Perdoem-me não ser possível aqui nomeá-las, mas quero agradecer a todas as pessoas que, ao longo deste caminho, acreditaram, participaram, questionaram e inspiraram a Equipa de Missão Évora_27 a seguir em frente.

Por fim, quero agradecer ao Presidente da Câmara Municipal de Évora, Carlos Pinto de Sá, pelo apaixonante e difícil desafio que me lançou e que iniciei dias antes do país fechar por causa da pandemia por covid-19; por todo o inestimável apoio e contributo que prestou à Equipa de Missão Évora_27 ao longo dos últimos quatro anos, sobretudo, pela forma elevada com que sempre respeitou a autonomia da equipa durante o processo de candidatura, sabendo que essa era condição sine qua non para a minha participação no projeto.

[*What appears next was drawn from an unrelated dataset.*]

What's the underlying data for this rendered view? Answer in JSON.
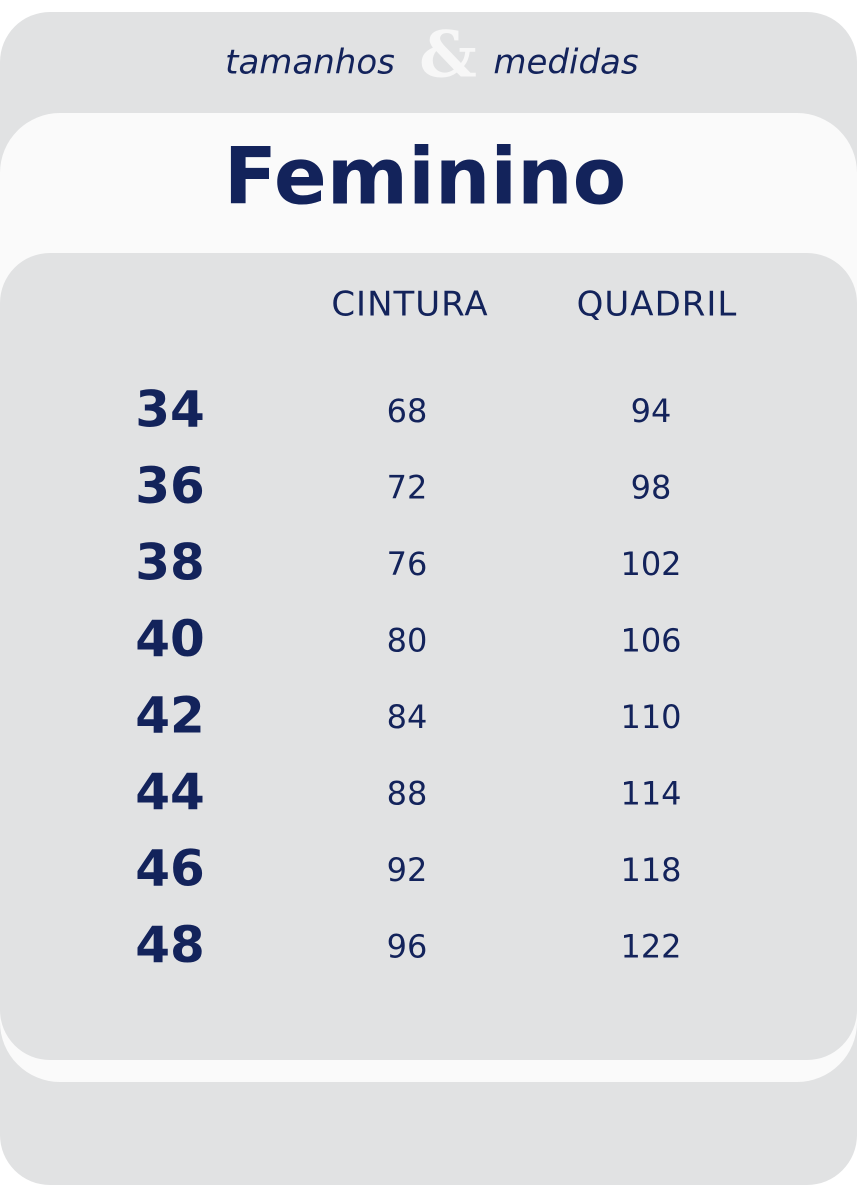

Uma palavra especial também para o Eduardo Luciano que, na altura da candidatura, era vereador da cultura da Câmara Municipal de Évora, e que nos acompanhou com todo empenho ao longo do difícil processo de candidatura. E agradeço a todos os profissionais da Câmara Municipal de Évora pela colaboração prestada à Equipa de Missão Évora_27. Deixo ainda um agradecimento à CIMAC – Comunidade Intermunicipal dos Municípios do Alentejo Central por todo o apoio prestado, e à sua equipa pelo contributo dado para a implementação de Évora_27.

Por fim, continuo a desejar que o dossiê de seleção de Évora como Capital Europeia da Cultura seja implementado com sucesso em 2027. E termino como começámos: acreditando no VAGAR enquanto uma (outra) arte de existência para a Humanidade.